Make The Children Suffer

Since February 1st, this Bloomberg's exclusive story has been eating away at my gut. It's titled "Hidden Swap Fees by JP Morgan, Morgan Stanley Hit School Boards. First the financiers went after the boomer's pensions, now they're going after their grandchildren's education funds. If you're not bothered by this, perhaps you should enroll in "Roots of Empathy".

David DiCarlo, an Erie-based JP Morgan Chase banker, told Barker and the school board on Sept. 4, 2003, that all they had to do was sign papers he said would benefit them if interest rates increased in the future, and the bank would give the district $750,000, a transcript of the board meeting shows.

What New York-based JP Morgan Chase didn't tell them, the transcript shows, was that the bank would get more in fees than the school district would get in cash: $1 million. The complex deal, which placed taxpayer money at risk, was linked to four variables involving interest rates. Three years later, as interest rate benchmarks went the wrong way for the school district, the Erie board paid $2.9 million to JPMorgan to get out of the deal, which officials now say they didn't understand.

This is exactly what financiers brag about; that they short every piece of paper they sell long. One good example is Ben Stein's article "The Long and Short of It at Goldman Sachs." [Yes, I know we're talking about the Morgans, but these firms are all interconnected, as shown here.] This would make sense except for one thing: Schools don't control the Federal Reserve. Financiers do. Why would I say that? Because the Federal Reserve maintains that they are owned by their member banks. Which is true! But who controls the majority of banks in this country? You'll find most of that answer here and here.

However, there's more to this story, and this is just one section of Pennsylvania.

Getting Fleeced: In 15 Pennsylvania school districts, officials entered into interest-rate-swap deals worth $28 million since 2003, according to data compiled by Bloomberg. Of that dollar amount, the schools took in $15 million, and banks and advisers got the rest as fees, Bloomberg data show.
So now we see a pretty good reason for the Federal Reserve to LOWER interest rates, even though other countries are trying to control inflation by RAISING their interests rates, or at least holding them steady. Of course, our Feds say it's to help the subprime homeowners. Uh huh.

The real problem is that the financiers that sold these instruments know EXACTLY how much of this stuff is out there, and at what rates they will take in the most. The Feds will lower the interest rates until most of these contracts are either paid or bought out. That's how financiers make the big bucks.
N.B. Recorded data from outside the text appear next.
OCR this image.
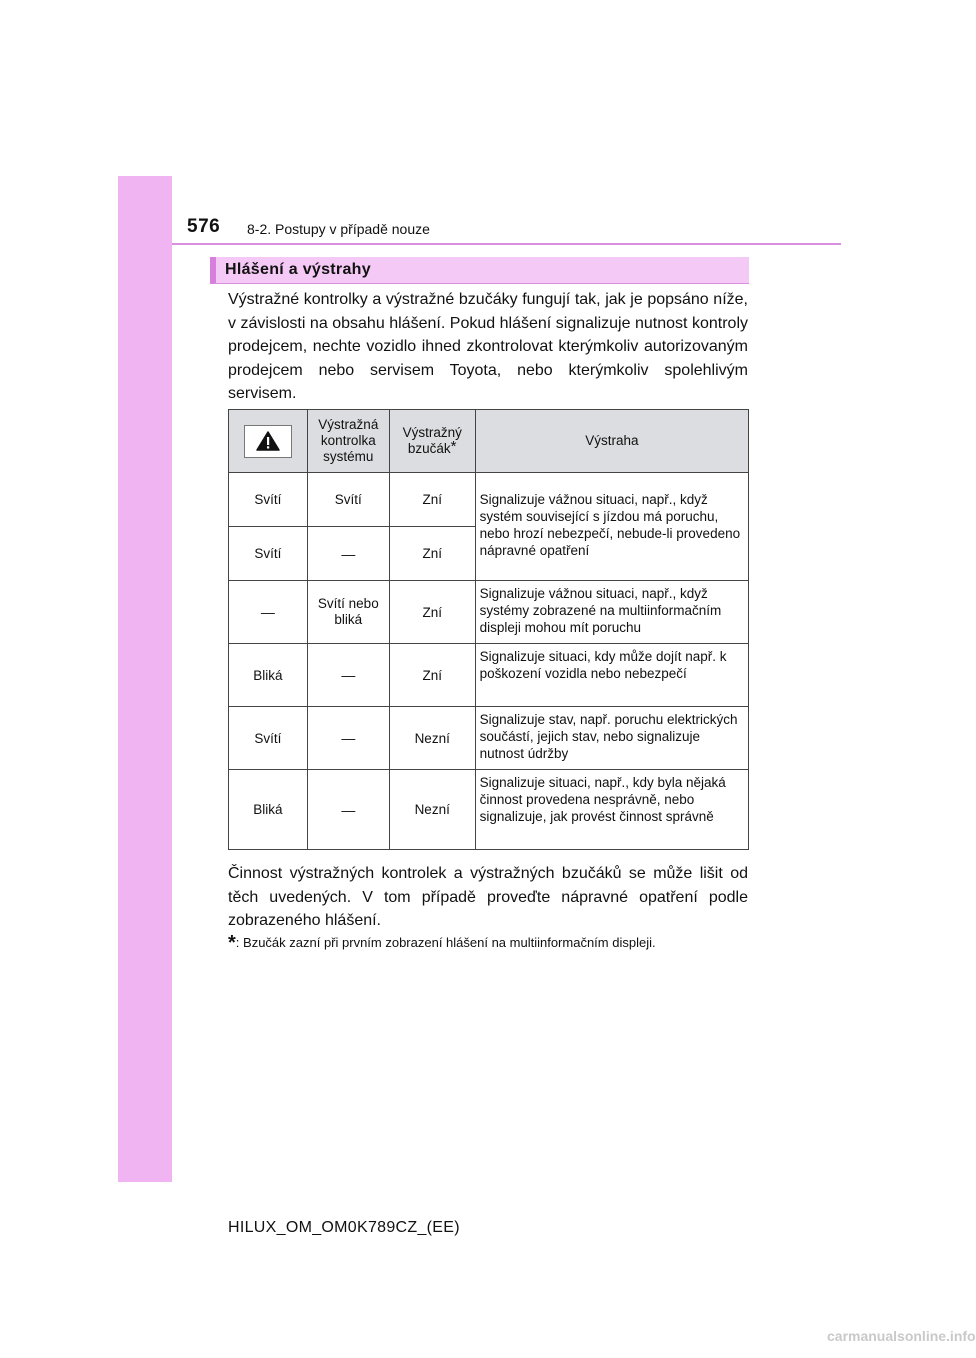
576 8-2. Postupy v případě nouze
Hlášení a výstrahy
Výstražné kontrolky a výstražné bzučáky fungují tak, jak je popsáno níže, v závislosti na obsahu hlášení. Pokud hlášení signalizuje nutnost kontroly prodejcem, nechte vozidlo ihned zkontrolovat kterýmkoliv autorizovaným prodejcem nebo servisem Toyota, nebo kterýmkoliv spolehlivým servisem.
	Výstražná kontrolka systému	Výstražný bzučák*	Výstraha
Svítí	Svítí	Zní	Signalizuje vážnou situaci, např., když systém související s jízdou má poruchu, nebo hrozí nebezpečí, nebude-li provedeno nápravné opatření
Svítí	—	Zní	
—	Svítí nebo bliká	Zní	Signalizuje vážnou situaci, např., když systémy zobrazené na multiinformačním displeji mohou mít poruchu
Bliká	—	Zní	Signalizuje situaci, kdy může dojít např. k poškození vozidla nebo nebezpečí
Svítí	—	Nezní	Signalizuje stav, např. poruchu elektrických součástí, jejich stav, nebo signalizuje nutnost údržby
Bliká	—	Nezní	Signalizuje situaci, např., kdy byla nějaká činnost provedena nesprávně, nebo signalizuje, jak provést činnost správně
Činnost výstražných kontrolek a výstražných bzučáků se může lišit od těch uvedených. V tom případě proveďte nápravné opatření podle zobrazeného hlášení.
*: Bzučák zazní při prvním zobrazení hlášení na multiinformačním displeji.
HILUX_OM_OM0K789CZ_(EE)
carmanualsonline.info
Here's the point I'd like to make: With advanced martial arts knowledge, I watch over 9 elementary children each morning while they wait for their bus. No big deal, one of them is mine. My point is that I don't use my advance knowledge to harm them, but to protect them. So why are financiers, with advanced knowledge of finance, using their skills to harm school children. Of course, they'll protest and say they're not. But evaluate the final results. Not one child has been harmed by my advanced knowledge, but can these financiers say the same?